Bab 15. Support Sistem

Màu nền
Font chữ
Font size
Chiều cao dòng

Happy reading! 💕

.
.
.

Lily baru saja merebahkan dirinya di atas tempat tidur, ketika pintu kamarnya tiba-tiba terbuka menampakkan sosok Ares yang berdiri di ambang pintu dengan satu tangan berkacak pinggang, serta raut wajah kesal.

"Dari mana saja, Ly? Kenapa seharian nggak jawab telepon dari Kakak? Kenapa pulang semalam ini, kamu ke mana aja?" Ares mulai memberondong Lily dengan pertanyaan, berjalan menghampiri Lily yang kini merubah posisinya menjadi duduk di tempat tidurnya.

"Lily nggak ke mana-mana, Kak, tadi juga sudah minta izin ke Bang Farrel. Kan Kak Ares tadi pagi nggak ada, udah berangkat kerja, maaf, ya." Lily tersenyum menatap kakaknya yang masih merengut kesal.

"Iya, tapi kan kamu bisa telepon dulu. Dan lagi, kamu juga tadi nggak menjawab telepon dari Kakak. Kenapa?"

"Maaf Kak, janji deh nggak akan seperti itu lagi." Lily meraih tangan Ares yang masih kesal, dan menyunggingkan sebuah senyuman menyesal pada sang kakak.

"Kakak maafkan. Jawab pertanyaan Kakak, kamu dari mana?"

Masih dengan senyum yang kini samar menghiasi bibirnya, Lily berpikir bagaimana menjawab pertanyaan sang kakak. Sudah pasti kakaknya itu akan marah. Meski dia bilang setuju untuk mendukung Lily, tapi jika dia tahu seharian ini Lily bersama Raga pasti Ares tidak akan menyukainya.

"Kalo Adek nggak mau jawab, jangan dipaksa, Res. Kasihan tuh, dia kayaknya capek deh. Biarin Adek istirahat dulu, nanti kita bicarakan lagi." Farrel yang kini berdiri di ambang pintu dengan dua tangan dimasukkan ke saku celananya, menatap kedua adiknya yang juga balas menatap kedatangannya terkejut.

"Abang udah pulang? Lily nggak dengar suara Abang pulang." Lily menatap abangnya dengan penuh terima kasih. Setidaknya kedatangan Farrel menghentikan Ares untuk bertanya lagi.

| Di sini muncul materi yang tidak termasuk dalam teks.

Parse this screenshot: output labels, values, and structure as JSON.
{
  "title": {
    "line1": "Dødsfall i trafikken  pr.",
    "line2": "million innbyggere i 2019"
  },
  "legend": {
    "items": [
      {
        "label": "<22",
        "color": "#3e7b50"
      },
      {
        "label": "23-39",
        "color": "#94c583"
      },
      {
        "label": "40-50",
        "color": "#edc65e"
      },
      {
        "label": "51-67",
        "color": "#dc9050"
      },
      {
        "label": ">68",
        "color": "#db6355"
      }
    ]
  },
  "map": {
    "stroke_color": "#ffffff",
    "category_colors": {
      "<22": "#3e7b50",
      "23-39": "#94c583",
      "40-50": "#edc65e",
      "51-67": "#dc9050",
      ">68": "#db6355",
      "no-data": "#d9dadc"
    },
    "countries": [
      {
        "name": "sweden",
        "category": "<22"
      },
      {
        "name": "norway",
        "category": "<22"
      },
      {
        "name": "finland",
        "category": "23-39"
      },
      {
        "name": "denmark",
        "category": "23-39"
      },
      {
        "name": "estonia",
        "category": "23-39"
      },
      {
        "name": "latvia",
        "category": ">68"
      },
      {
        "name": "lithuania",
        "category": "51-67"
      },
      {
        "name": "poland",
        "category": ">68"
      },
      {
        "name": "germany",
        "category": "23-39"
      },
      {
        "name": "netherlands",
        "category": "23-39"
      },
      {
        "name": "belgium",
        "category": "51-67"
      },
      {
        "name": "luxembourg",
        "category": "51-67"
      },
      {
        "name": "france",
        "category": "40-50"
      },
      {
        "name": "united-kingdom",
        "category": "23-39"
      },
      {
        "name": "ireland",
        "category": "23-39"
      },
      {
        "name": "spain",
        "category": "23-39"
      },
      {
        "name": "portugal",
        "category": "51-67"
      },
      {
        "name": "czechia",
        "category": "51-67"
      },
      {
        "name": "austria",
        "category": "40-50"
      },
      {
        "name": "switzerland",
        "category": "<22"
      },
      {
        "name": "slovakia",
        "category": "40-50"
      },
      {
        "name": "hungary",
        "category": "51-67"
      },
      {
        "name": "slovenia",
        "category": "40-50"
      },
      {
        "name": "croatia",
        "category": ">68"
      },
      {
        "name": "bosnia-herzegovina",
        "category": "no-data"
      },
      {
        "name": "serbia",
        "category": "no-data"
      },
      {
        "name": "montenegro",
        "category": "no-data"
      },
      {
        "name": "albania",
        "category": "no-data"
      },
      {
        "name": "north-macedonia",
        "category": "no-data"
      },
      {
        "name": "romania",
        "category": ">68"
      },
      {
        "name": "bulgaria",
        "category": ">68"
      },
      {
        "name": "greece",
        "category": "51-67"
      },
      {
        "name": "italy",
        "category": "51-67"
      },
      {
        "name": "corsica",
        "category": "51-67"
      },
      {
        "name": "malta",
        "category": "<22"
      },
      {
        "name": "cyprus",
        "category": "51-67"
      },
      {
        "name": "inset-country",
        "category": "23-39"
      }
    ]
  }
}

"Kalian terlalu serius ngobrolnya. Jadinya Abang pulang nggak ada yang menyambut deh." Farrel berjalan mendekati keduanya, menarik kursi belajar Lily untuk duduk di dekat tempat tidur.

"Ada apa lagi sih, Res?"

"Ck, Adek pulang terlambat. Dari tadi gue telepon nggak diangkat. Gue cuma pengen tahu Adek dari mana aja seharian," jelas Ares yang masih merengut kesal.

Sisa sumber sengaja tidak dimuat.